なにしろ、こちらの身体はボロボロに近い。
だが。
「ああ、大丈夫だ」
軽い口調で答えた。
見た目から桂が想像しているのよりは、痛みはマシだろうと思う。
なにしろ、この国の者と比べると治癒が異様に早いので。
しかし。
「そーゆー、テメーはどーなんだ」
桂の身体は頑丈なほうだが、治癒にかかる時間はこの国の者と同じだ。
あたりまえのことながら。
「大丈夫だ」
短く桂は答え、視線を転じた。
「それでは、行くか」
この場から去るためだろう、身体の向きを変える。
銀時も動く。
歩きだし、桂のほうに行く。
一気に、距離を詰めた。
桂の肩をつかみ、こちらを向かせる。
驚いたように眼を大きく開くのを、見た。
次の瞬間には、腕の中におさめる。
「心配、した」
そう告げ、想いのままに、強く抱きしめる。
似蔵に髪の束を見せつけられたときのことを思い出していた。
だから、自分で自分を止められない。
「銀時」
腕の中で、桂が言う。
「俺がやられるわけがなかろう」
「わかってるさ、そんなこと。

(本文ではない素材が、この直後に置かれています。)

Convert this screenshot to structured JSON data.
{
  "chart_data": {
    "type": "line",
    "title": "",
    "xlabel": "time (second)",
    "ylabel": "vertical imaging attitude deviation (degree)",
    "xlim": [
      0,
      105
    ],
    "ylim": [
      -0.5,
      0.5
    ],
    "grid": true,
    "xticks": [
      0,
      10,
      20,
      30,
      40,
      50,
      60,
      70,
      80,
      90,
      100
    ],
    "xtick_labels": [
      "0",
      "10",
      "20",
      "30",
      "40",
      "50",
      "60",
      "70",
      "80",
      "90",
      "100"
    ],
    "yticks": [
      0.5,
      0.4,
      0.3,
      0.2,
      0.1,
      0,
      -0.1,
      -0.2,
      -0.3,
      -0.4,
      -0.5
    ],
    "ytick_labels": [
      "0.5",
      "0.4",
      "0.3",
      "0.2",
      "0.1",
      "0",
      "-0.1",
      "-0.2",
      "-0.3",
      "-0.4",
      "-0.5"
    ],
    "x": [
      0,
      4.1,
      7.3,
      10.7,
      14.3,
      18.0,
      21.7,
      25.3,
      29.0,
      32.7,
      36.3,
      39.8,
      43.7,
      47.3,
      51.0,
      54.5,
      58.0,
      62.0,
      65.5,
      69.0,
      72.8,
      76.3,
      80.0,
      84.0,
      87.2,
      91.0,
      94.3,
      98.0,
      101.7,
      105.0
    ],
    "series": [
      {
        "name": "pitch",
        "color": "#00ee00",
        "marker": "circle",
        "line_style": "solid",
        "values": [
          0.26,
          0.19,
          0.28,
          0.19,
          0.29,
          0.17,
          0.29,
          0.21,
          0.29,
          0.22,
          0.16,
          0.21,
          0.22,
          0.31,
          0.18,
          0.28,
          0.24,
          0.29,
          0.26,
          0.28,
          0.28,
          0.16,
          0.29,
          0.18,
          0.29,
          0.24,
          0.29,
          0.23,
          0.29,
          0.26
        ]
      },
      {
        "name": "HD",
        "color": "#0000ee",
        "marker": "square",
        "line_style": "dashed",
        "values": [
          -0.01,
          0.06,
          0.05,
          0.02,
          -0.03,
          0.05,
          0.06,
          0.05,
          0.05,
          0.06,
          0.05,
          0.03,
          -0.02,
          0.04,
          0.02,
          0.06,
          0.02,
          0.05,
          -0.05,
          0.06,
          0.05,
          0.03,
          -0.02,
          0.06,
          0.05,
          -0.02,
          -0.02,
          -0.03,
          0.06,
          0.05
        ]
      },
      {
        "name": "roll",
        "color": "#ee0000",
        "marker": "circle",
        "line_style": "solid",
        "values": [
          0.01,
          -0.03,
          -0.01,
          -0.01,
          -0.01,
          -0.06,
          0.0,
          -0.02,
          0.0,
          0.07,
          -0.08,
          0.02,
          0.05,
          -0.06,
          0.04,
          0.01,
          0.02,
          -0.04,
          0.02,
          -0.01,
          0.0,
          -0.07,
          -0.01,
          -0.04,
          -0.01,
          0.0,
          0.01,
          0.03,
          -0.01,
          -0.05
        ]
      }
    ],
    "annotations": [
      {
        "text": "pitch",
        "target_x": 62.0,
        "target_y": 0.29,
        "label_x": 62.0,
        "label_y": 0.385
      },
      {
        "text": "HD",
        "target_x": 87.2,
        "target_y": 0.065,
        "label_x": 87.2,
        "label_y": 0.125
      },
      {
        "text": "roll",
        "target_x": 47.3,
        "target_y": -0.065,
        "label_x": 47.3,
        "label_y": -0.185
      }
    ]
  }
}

だが、万が一ってこともあるだろうが」
似蔵に髪の束を見せつけられて、あんなヤツに桂がやられるわけがないと強く思いながら、しかし、やはり不安だった。
生きているその姿を見るまでは、ずっと不安だった。
「……すまない」
「テメーが謝ることじゃねェだろ」
「いや、なんの連絡もしなかったからな」
「どうせなんか事情があったんだろ」
深い傷を負って動けなかったから、とか、巻きこみたくなかったから、とか。
「それに、無事だったからいい」
無事というには、深い傷を負っているので、合っていない気もする。
だが、生きていて、これだけ動けるのなら、充分だ。
そのことに、感謝すらする。
「桂」
そっとささやくように言う。
「俺はおまえが好きだ」
さらに続ける。
「だれよりも」
ふと、胸に桂の重さを感じた。
桂がよりかかってきたのだ。
一瞬、心が躍った。
しかし、思い直し、桂の身体を抱えるようにして、地面に腰をおろす。
その顔を見た。
まぶたが閉じられている。
眠っている。
ハァ、とため息をついた。
やっぱりかと思う。
こんなことは、初めてではない。
なにかひどく疲れることがあったあとに、張り詰めていたものが一気に崩れ去ったように、電池が切れたように、桂が眠ってしまうことが過去に何度かあった。
だから、慣れている。
桂を横抱きにして、立ちあがった。
相変わらず、桂は眠っている。
さっきの告白も聞いてなかっただろう。
しかし、気分は沈んでいない。
むしろ明るい。
生きていて、こうしてそばにいるだけで、充分だから。